The frictional problem in elastic plate is one of the most familiar problems in mechanics. Its solution is to found a mathematical model of fourth-order variational inequality. The key and difficulty of solving this problem is that founding its variational functional and solving method. Variational inequality method, having been developed in the recent years, provides a united frame and powerful facility for the frictional problems. The main numerical methods of variational inequality problem contain finite element method and boundary element method, each has its advantages and disadvantages. But when solving boundary variational inequality and fourth-order elliptic equation boundary value problem, the boundary element method is more superior to the finite element method. Because it can achieve the effect of dimension reducing and calculation decreasing by BEM.This paper includes five chapters. Chapter 1 mainly introduces the development of BEM, variational inequality and solving biharmonic equation by BEM; and research dynamic of scholar of country and foreign.In chapter 2, we establish Sobolev space based on the desire of the fourth-order variational inequality of the second kind and biharmonic equation boundary value problem to the unknown function.

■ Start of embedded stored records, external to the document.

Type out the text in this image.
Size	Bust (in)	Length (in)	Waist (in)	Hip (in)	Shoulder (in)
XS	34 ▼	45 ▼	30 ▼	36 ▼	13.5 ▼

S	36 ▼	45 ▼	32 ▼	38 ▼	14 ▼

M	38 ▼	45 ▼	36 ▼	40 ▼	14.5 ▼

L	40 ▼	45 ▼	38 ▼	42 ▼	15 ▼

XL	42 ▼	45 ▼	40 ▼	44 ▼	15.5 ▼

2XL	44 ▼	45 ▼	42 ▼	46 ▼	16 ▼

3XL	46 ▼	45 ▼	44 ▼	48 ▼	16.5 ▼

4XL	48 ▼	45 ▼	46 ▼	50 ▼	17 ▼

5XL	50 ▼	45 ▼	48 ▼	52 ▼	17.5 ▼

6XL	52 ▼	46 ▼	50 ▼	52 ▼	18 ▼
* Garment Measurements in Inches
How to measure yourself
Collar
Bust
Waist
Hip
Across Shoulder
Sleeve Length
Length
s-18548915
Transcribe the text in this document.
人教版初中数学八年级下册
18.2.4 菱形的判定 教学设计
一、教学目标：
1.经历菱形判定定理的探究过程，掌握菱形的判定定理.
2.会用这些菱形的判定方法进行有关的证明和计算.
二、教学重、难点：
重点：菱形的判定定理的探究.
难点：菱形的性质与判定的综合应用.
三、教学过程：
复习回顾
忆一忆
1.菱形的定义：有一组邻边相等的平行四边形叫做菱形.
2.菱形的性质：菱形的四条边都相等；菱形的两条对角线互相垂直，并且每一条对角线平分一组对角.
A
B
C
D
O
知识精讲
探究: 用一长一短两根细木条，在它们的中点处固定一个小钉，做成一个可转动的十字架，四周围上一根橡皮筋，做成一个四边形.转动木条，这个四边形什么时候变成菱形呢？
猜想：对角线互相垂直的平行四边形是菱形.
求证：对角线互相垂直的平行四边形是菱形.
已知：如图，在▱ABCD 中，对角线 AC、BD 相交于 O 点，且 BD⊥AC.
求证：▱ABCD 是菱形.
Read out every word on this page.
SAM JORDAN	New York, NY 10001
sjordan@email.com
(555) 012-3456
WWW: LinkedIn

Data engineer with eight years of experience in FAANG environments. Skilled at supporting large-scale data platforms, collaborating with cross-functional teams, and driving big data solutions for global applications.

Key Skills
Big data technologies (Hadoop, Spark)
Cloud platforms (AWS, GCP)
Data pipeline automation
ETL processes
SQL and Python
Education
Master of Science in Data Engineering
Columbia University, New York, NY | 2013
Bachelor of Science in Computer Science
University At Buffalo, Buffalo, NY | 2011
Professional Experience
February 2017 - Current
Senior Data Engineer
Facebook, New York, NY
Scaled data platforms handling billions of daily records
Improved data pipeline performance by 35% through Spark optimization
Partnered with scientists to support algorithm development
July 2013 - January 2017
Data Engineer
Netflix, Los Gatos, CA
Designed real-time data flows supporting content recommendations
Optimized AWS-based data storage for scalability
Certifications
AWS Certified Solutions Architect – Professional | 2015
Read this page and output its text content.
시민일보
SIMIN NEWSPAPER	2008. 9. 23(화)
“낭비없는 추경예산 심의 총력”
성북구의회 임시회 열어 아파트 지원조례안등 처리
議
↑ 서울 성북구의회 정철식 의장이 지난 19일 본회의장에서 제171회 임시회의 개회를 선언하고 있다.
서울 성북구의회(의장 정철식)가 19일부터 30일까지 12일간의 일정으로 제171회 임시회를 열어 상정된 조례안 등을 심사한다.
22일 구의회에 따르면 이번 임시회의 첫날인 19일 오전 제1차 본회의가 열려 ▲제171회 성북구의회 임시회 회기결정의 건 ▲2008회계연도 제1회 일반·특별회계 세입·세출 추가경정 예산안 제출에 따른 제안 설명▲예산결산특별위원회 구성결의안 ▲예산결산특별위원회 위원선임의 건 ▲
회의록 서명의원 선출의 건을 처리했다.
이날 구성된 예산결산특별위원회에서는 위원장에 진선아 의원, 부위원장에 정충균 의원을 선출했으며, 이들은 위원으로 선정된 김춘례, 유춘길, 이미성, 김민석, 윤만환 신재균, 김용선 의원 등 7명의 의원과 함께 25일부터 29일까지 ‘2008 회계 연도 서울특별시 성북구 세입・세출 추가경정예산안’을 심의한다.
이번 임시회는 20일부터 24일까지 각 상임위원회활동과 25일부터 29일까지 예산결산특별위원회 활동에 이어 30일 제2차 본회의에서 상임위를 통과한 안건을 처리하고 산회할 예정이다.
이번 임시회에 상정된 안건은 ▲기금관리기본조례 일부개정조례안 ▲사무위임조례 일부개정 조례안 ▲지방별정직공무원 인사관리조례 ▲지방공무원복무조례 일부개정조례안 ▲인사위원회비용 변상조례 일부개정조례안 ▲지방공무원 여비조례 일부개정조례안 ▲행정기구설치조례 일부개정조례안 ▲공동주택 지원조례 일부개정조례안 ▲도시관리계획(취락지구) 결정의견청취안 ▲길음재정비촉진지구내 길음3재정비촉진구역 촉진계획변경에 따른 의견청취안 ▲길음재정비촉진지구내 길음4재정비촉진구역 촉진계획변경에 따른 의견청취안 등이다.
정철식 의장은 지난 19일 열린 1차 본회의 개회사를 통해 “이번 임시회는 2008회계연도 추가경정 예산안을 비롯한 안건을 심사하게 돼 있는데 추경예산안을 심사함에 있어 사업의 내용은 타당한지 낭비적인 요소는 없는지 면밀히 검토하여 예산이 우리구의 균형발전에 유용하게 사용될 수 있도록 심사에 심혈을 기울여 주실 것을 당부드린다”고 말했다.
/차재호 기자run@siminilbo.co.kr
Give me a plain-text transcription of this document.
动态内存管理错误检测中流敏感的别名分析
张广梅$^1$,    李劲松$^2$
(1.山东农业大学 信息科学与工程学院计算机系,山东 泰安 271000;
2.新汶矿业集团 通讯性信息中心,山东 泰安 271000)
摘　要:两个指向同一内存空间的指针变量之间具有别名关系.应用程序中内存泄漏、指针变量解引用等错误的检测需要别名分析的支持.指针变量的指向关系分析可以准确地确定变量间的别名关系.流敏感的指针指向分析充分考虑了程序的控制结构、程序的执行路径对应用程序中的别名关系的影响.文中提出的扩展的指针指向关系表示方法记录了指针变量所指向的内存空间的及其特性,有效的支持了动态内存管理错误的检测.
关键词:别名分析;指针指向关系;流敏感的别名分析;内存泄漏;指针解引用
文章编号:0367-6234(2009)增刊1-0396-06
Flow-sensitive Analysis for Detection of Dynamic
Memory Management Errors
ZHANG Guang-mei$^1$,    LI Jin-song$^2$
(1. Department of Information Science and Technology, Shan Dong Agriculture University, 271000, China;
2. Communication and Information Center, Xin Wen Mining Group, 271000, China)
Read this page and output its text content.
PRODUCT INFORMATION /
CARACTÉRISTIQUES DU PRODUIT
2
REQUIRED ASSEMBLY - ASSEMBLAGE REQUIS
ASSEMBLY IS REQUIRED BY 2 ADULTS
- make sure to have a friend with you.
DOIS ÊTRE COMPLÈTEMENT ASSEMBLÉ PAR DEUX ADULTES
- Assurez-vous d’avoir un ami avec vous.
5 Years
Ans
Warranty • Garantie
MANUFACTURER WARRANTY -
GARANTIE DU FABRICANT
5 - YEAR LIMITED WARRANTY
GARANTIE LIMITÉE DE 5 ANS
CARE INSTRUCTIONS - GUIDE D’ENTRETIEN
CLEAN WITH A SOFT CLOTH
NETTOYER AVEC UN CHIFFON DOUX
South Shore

Then introducing a complete set of theories in this space, such as: generalized solution, generalized function, generalized (feebleness) derivative, trace theorem and Brezzi theory, equivalent norm theorem and so on.In chapter 3, it is presented an attestation on equality between a fourth-order variational inequality of the second kind for frictional problem in elastic plate and the corresponding biharmonic equation boundary value problem. Regularization for the nondifferentiable item of this kind of variational inequality.In chapter 4, applying boundary element method and multiple reciprocity method to receive the approximate solution of the bihamonic equation boundary value problem. Finally the numerical example shows that this method has faster convergence and higher precision.In chapter 5, the astringency analysis of the approximate solution and accurate solution for the boundary element method is presented.